WHAM
What is WHAM
WHAM is a high-throughput sequence alignment tool developed at University of Wisconsin-Madison. It aligns short DNA sequences (reads) to the whole human genome at a rate of over 1500 million 60bps reads per hour, which is one to two orders of magnitudes faster than the leading state-of-the-art techniques. Here is a quick feature list for the current version (v 0.1.2) of WHAM:
- Supports paired-end reads
- Supports up to 5 mismatches
- Supports up to 3 gaps
- Supports quality scores for filtering invalid alignments, and sorting valid alignments
- Supports multi-threading
- Supports rich reporting modes
- Supports SAM format output
Curious about the name WHAM – it stands for Wisconsin’s High-throughput Alignment Method.

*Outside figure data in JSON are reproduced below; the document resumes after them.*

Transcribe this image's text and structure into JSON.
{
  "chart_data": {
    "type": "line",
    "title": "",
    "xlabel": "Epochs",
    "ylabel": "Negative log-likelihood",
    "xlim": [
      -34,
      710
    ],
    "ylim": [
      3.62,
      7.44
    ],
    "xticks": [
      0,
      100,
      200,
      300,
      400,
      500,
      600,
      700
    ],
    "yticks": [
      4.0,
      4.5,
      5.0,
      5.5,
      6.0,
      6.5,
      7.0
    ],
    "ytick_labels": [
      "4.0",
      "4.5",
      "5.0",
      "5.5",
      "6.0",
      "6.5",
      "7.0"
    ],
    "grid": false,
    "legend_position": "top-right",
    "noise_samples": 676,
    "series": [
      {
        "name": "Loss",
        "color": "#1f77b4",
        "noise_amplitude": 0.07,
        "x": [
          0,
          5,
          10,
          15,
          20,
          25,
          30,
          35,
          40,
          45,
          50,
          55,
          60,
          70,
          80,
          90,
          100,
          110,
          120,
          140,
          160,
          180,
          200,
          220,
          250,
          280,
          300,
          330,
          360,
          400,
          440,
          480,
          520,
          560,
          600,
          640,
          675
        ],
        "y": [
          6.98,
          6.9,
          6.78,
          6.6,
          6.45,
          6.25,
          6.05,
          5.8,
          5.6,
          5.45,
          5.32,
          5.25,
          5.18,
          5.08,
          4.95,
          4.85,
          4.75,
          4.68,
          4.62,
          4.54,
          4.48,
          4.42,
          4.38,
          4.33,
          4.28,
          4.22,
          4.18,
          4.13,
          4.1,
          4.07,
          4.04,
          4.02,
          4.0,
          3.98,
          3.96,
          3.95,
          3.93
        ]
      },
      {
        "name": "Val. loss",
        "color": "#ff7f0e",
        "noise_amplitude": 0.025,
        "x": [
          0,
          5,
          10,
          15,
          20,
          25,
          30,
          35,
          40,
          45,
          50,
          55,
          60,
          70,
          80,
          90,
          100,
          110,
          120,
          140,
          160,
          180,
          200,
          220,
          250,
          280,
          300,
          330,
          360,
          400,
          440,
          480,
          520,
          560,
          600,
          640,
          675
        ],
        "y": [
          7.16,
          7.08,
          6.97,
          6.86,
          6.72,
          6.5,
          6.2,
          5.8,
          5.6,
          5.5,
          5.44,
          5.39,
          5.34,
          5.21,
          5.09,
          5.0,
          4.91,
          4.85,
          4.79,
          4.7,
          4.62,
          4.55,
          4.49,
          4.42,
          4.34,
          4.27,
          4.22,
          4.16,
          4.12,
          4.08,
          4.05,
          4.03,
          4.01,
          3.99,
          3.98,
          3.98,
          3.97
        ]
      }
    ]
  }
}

WHAM is released under the GPLv3 license. You can download the source code with sample data from the download page.
The WHAM Team
The WHAM team is: Yinan Li, Allie Terrell and Jignesh M. Patel.
Reference
If you need to cite WHAM, please use: “WHAM: A High-throughput Sequence Alignment Method, Y. Li, A. Terrel and J. M. Patel, In Proceedings of the ACM SIGMOD International Conference on Management of Data, SIGMOD 2011, Athens, Greece.” [pdf]
Support
WHAM is supported by a grant from the National Science Foundation.